The span starts as a child of whatever is already in the context, which is the gRPC server span the handler is running under, so it slots into the trace on its own. The one thing to get right is the context: give the store method a ctx context.Context first parameter and thread it down from the handler, and the span finds its parent. Tag it with the things you’d want when something’s wrong, the macguffin’s name and its id, and they show up on the span in the UI, right next to the timing.

Point it at a collector

The wiring’s on; now tell it where to send. The config lives under one root:

# config.yaml
telemetry:
  endpoint: "http://localhost:4318"
  insecure: true              # plaintext: a local collector only
  tracing:
    enabled: true
    sampling: 1.0             # every trace while you're looking
  metrics:
    enabled: true
  logs:
    enabled: true

endpoint is your OTLP collector. Sampling defaults to a level-headed 0.1 in production (you rarely want every trace under real load), so turn it up to 1.0 while you’re developing or you’ll wonder where yours went. Stand up a collector (a local Jaeger handles traces and gives you a UI to poke at), start the service, and push some traffic through the REST side:

$ curl https://localhost:8443/v1/macguffins
$ curl -X POST https://localhost:8443/v1/macguffins -d '{"name":"the-grail","quantity":1}'

One request, the whole way through

Open the collector and there it is, the thing that justifies the exercise: a single trace for that POST, four spans deep. The HTTP server span on top, the gRPC call nested inside it, the gRPC handler inside that, and your Store.Create span at the bottom, with the macguffin’s name and id sat right on it. The REST request became a gRPC call, crossed the gateway we built in part 4, ran the handler and went into the store, and OTel followed it the entire way, because the trace context travels with the request and everything reads from the same providers. “It’s slow” finally has somewhere to point, and “slow where” has an answer.

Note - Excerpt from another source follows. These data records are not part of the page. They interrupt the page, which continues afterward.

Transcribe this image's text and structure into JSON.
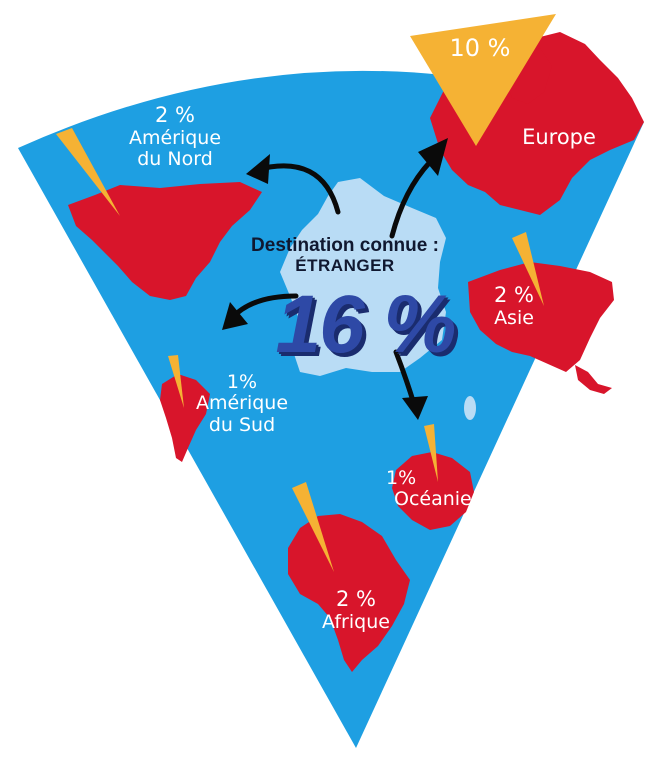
{
  "center": {
    "title": "Destination connue :",
    "subtitle": "ÉTRANGER",
    "value": "16 %"
  },
  "regions": {
    "north_america": {
      "percent": "2 %",
      "name_line1": "Amérique",
      "name_line2": "du Nord"
    },
    "europe": {
      "percent": "10 %",
      "name": "Europe"
    },
    "asia": {
      "percent": "2 %",
      "name": "Asie"
    },
    "south_america": {
      "percent": "1%",
      "name_line1": "Amérique",
      "name_line2": "du Sud"
    },
    "oceania": {
      "percent": "1%",
      "name": "Océanie"
    },
    "africa": {
      "percent": "2 %",
      "name": "Afrique"
    }
  },
  "colors": {
    "sea": "#1e9fe2",
    "land": "#d8152b",
    "france": "#b9dcf5",
    "wedge": "#f5b234",
    "arrow": "#0a0a0a",
    "value": "#2e49a6"
  }
}
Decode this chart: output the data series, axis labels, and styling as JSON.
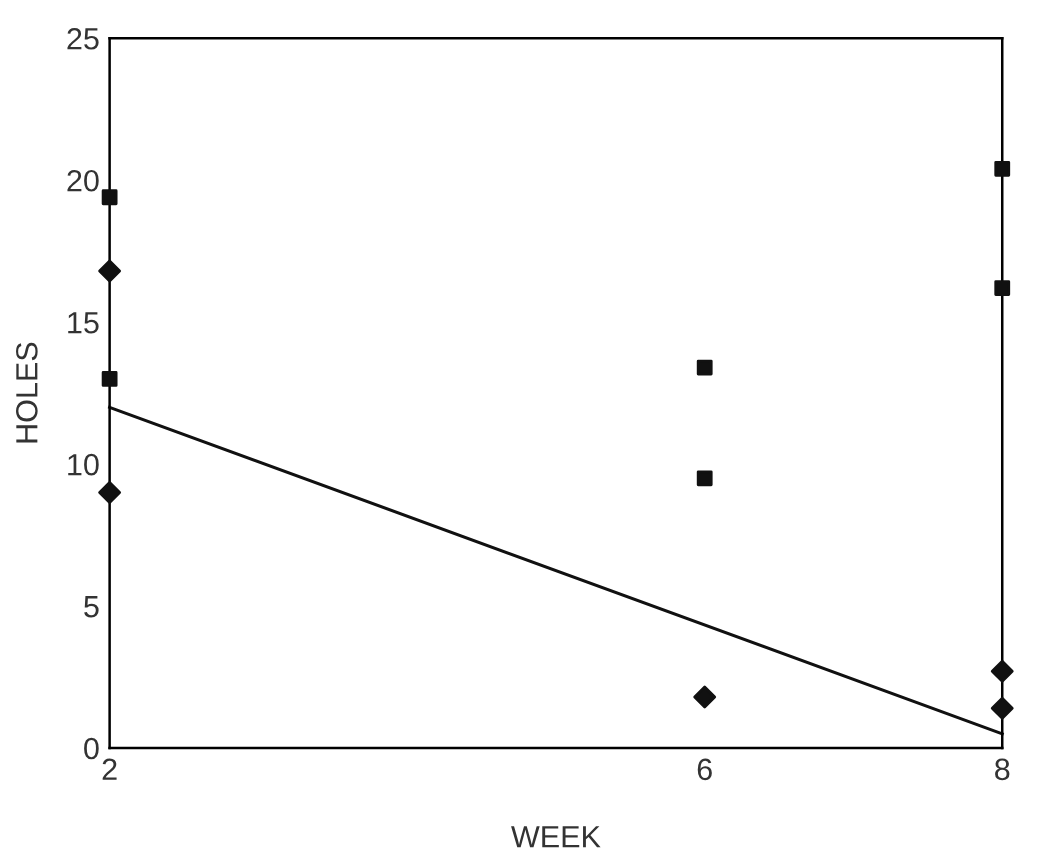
{
  "chart_data": {
    "type": "scatter",
    "xlabel": "WEEK",
    "ylabel": "HOLES",
    "xlim": [
      2,
      8
    ],
    "xticks": [
      2,
      6,
      8
    ],
    "ylim": [
      0,
      25
    ],
    "yticks": [
      0,
      5,
      10,
      15,
      20,
      25
    ],
    "grid": false,
    "series": [
      {
        "marker": "square",
        "color": "#111111",
        "x": [
          2,
          2,
          6,
          6,
          8,
          8
        ],
        "values": [
          19.4,
          13.0,
          13.4,
          9.5,
          20.4,
          16.2
        ]
      },
      {
        "marker": "diamond",
        "color": "#111111",
        "x": [
          2,
          2,
          6,
          8,
          8
        ],
        "values": [
          16.8,
          9.0,
          1.8,
          2.7,
          1.4
        ]
      },
      {
        "type": "line",
        "color": "#111111",
        "x": [
          2,
          8
        ],
        "values": [
          12.0,
          0.5
        ]
      }
    ]
  }
}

A single trace in the collector UI: the HTTP span on top, the gRPC call nested inside it, the gRPC handler inside that, and the Store.Create span at the bottom carrying the macguffin’s name and id

The metrics ride the same pipeline: request counts, error counts, a latency histogram broken down by route and method. And your logs get an upgrade you didn’t ask for. Every “request completed” line now carries the trace_id and span_id of the request it describes, so a slow trace in the UI and its log line in your terminal share an id, and you can jump straight from one to the other. That correlation lands in your stderr logs and in the records shipped to the collector, both.

A word on the other telemetry

If you read Telemetry that asks first, you’ll know go-tool-base has a telemetry package for product analytics too: the opt-in kind that asks a user’s permission before it phones anything home. This is not that, and the difference is the whole point.

That analytics is about a user, and it’s gated behind informed consent: off until they say yes. This is about your service, emitted by you, to a collector you run, and it works on implied consent. You switched it on; there’s no end user in the loop to ask. Same package, deliberately separate gates, and never the twain shall meet. There’s a fuller post in that one distinction, and it’s the next thing I’m writing.

Where that leaves the service

Six parts in, the macguffin service starts cleanly, reports its health, serves gRPC and REST and interactive docs over TLS, shuts down without dropping a request, and now tells you what it’s doing while it runs, all from one annotated proto and a controller it registers against. Observability was the last missing sense. The thing was fast and correct before, but you couldn’t see inside it. Now you can, and it cost you about a dozen lines.